The families of some soldiers, like Pvt. Birt Adams, of Oakland, California, who died of pneumonia on Oct. 6, 1918, were never located.

The job of disinterring the bodies was grisly work. And in the harshly segregated Army of the time it was assigned to 6,000 African American soldiers in labor battalions, Budreau, the historian, wrote.

The work was often done in miserable weather, with stench and mud, and the soldiers lived in primitive housing, Budreau wrote.

“Although popular American opinion placed such great importance on the disposition of its dead, burial being a sanctified duty, no one but the black man was asked to do the job,” she wrote.

By 1920 and 1921 the bodies were decomposed and unrecognizable, although many were still in their uniforms, according to records in the Archives.

Government officials worried that family members might seek to open the coffins for a last glimpse, Budreau wrote.

“Americans at home (who) hoped to verify their loved ones’ identity ... risked seeing (only) shocking remnants ... that hardly resembled the human form they expected,” she wrote.

When they first exhumed Pvt. Max Achenbach, 23, of Revere, Massachusetts, who had died of wounds in a field hospital on Oct. 8, 1918, he still had a large splint on his shattered left leg and a drainage tube near his pelvis.

He had been wrapped initially in burlap and buried in a wooden box. His sister, Emilie, preferred that his body stay in France.

In many cases there was nothing to find.

Pvt. James Argiroplos had immigrated from Sparta, Greece, to Keyser, about 140 miles west of Washington, in 1911. He operated a candy store with his brother at 88 Main Street and declared his intent to became a citizen in 1915, according to records.

He appears to have been drafted after the U.S. entered the war in 1917. On May 25, 1918, before he went overseas, he made out his will — “if perhaps I get kill in army” — at Camp Lee, near Petersburg, Virginia. He named his brother as beneficiary.

The next day he shipped out of Norfolk on board the Mongolia bound for the war with the rest of Company F of the 317th.

By August 1918, the great German offensives of that year had died out, and British, French and American forces were beginning the counterattacks that would end the war three months later.

On Aug. 14 and 15, while attached to a division from New Zealand, parts of the 317th attacked and captured the towns of Serre and Puisieux-au-Mont, 100 miles north of Paris, according to a summary of the actions of 80th Division, which included the 317th.

Ten men were killed or died of wounds during the period, Aug. 8 to Aug. 18, the summary said.

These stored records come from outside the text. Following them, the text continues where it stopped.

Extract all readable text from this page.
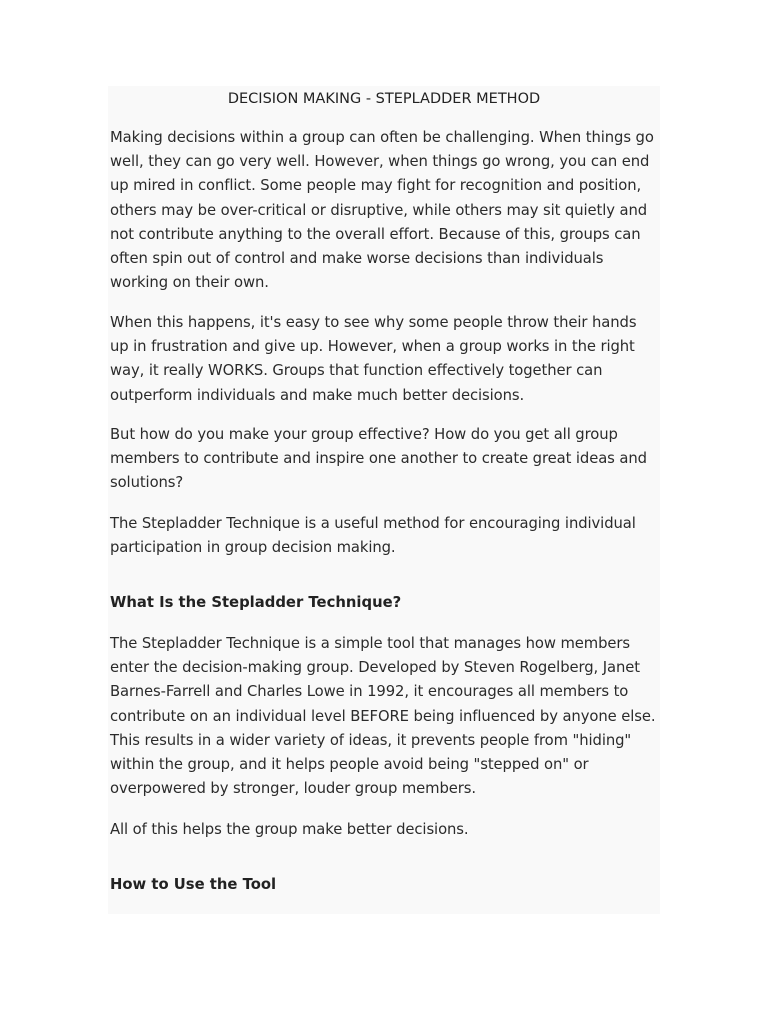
DECISION MAKING - STEPLADDER METHOD

Making decisions within a group can often be challenging. When things go well, they can go very well. However, when things go wrong, you can end up mired in conflict. Some people may fight for recognition and position, others may be over-critical or disruptive, while others may sit quietly and not contribute anything to the overall effort. Because of this, groups can often spin out of control and make worse decisions than individuals working on their own.

When this happens, it's easy to see why some people throw their hands up in frustration and give up. However, when a group works in the right way, it really WORKS. Groups that function effectively together can outperform individuals and make much better decisions.

But how do you make your group effective? How do you get all group members to contribute and inspire one another to create great ideas and solutions?

The Stepladder Technique is a useful method for encouraging individual participation in group decision making.

What Is the Stepladder Technique?

The Stepladder Technique is a simple tool that manages how members enter the decision-making group. Developed by Steven Rogelberg, Janet Barnes-Farrell and Charles Lowe in 1992, it encourages all members to contribute on an individual level BEFORE being influenced by anyone else. This results in a wider variety of ideas, it prevents people from "hiding" within the group, and it helps people avoid being "stepped on" or overpowered by stronger, louder group members.

All of this helps the group make better decisions.

How to Use the Tool
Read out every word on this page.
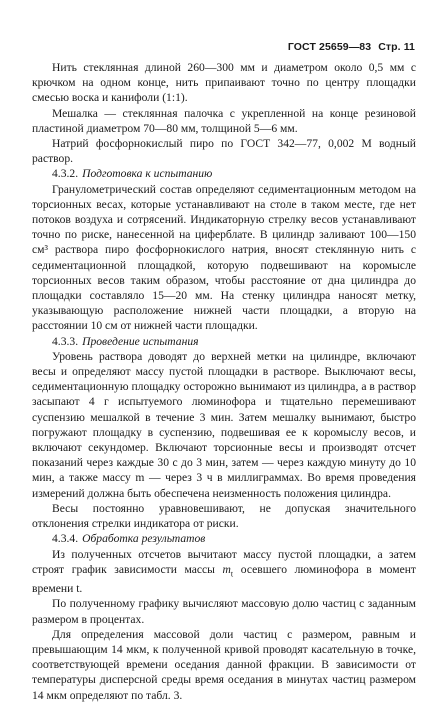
ГОСТ 25659—83 Стр. 11

Нить стеклянная длиной 260—300 мм и диаметром около 0,5 мм с крючком на одном конце, нить припаивают точно по центру площадки смесью воска и канифоли (1:1).

Мешалка — стеклянная палочка с укрепленной на конце резиновой пластиной диаметром 70—80 мм, толщиной 5—6 мм.

Натрий фосфорнокислый пиро по ГОСТ 342—77, 0,002 М водный раствор.

4.3.2. Подготовка к испытанию

Гранулометрический состав определяют седиментационным методом на торсионных весах, которые устанавливают на столе в таком месте, где нет потоков воздуха и сотрясений. Индикаторную стрелку весов устанавливают точно по риске, нанесенной на циферблате. В цилиндр заливают 100—150 см³ раствора пиро фосфорнокислого натрия, вносят стеклянную нить с седиментационной площадкой, которую подвешивают на коромысле торсионных весов таким образом, чтобы расстояние от дна цилиндра до площадки составляло 15—20 мм. На стенку цилиндра наносят метку, указывающую расположение нижней части площадки, а вторую на расстоянии 10 см от нижней части площадки.

4.3.3. Проведение испытания

Уровень раствора доводят до верхней метки на цилиндре, включают весы и определяют массу пустой площадки в растворе. Выключают весы, седиментационную площадку осторожно вынимают из цилиндра, а в раствор засыпают 4 г испытуемого люминофора и тщательно перемешивают суспензию мешалкой в течение 3 мин. Затем мешалку вынимают, быстро погружают площадку в суспензию, подвешивая ее к коромыслу весов, и включают секундомер. Включают торсионные весы и производят отсчет показаний через каждые 30 с до 3 мин, затем — через каждую минуту до 10 мин, а также массу m — через 3 ч в миллиграммах. Во время проведения измерений должна быть обеспечена неизменность положения цилиндра.

Весы постоянно уравновешивают, не допуская значительного отклонения стрелки индикатора от риски.

4.3.4. Обработка результатов

Из полученных отсчетов вычитают массу пустой площадки, а затем строят график зависимости массы $m_t$ осевшего люминофора в момент времени t.

По полученному графику вычисляют массовую долю частиц с заданным размером в процентах.

Для определения массовой доли частиц с размером, равным и превышающим 14 мкм, к полученной кривой проводят касательную в точке, соответствующей времени оседания данной фракции. В зависимости от температуры дисперсной среды время оседания в минутах частиц размером 14 мкм определяют по табл. 3.
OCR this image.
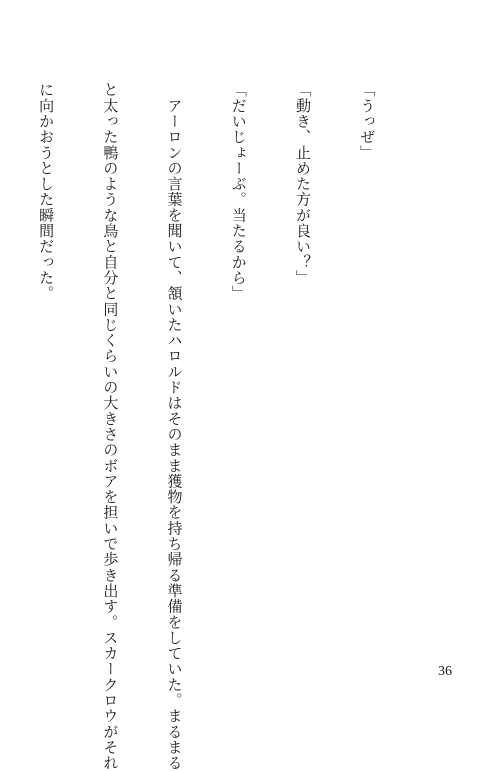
「うっぜ」

「動き、止めた方が良い？」

「だいじょーぶ。当たるから」

　アーロンの言葉を聞いて、頷いたハロルドはそのまま獲物を持ち帰る準備をしていた。まるまる

と太った鴨のような鳥と自分と同じくらいの大きさのボアを担いで歩き出す。スカークロウがそれ

に向かおうとした瞬間だった。

36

One of them was James Argiroplos.

But when the Army went to look for his remains to send them home to his brother, there were none to be found.

On a yellowed piece of paper in the National Archives is a statement from Cpl. Joseph Morris, of Company F, who was an eyewitness: “Pvt. Argiroplos was blown to pieces on Serre Ridge.”

All that was left, Morris said, was a piece of coat collar, found by New Zealander, bearing the insignia Co. F.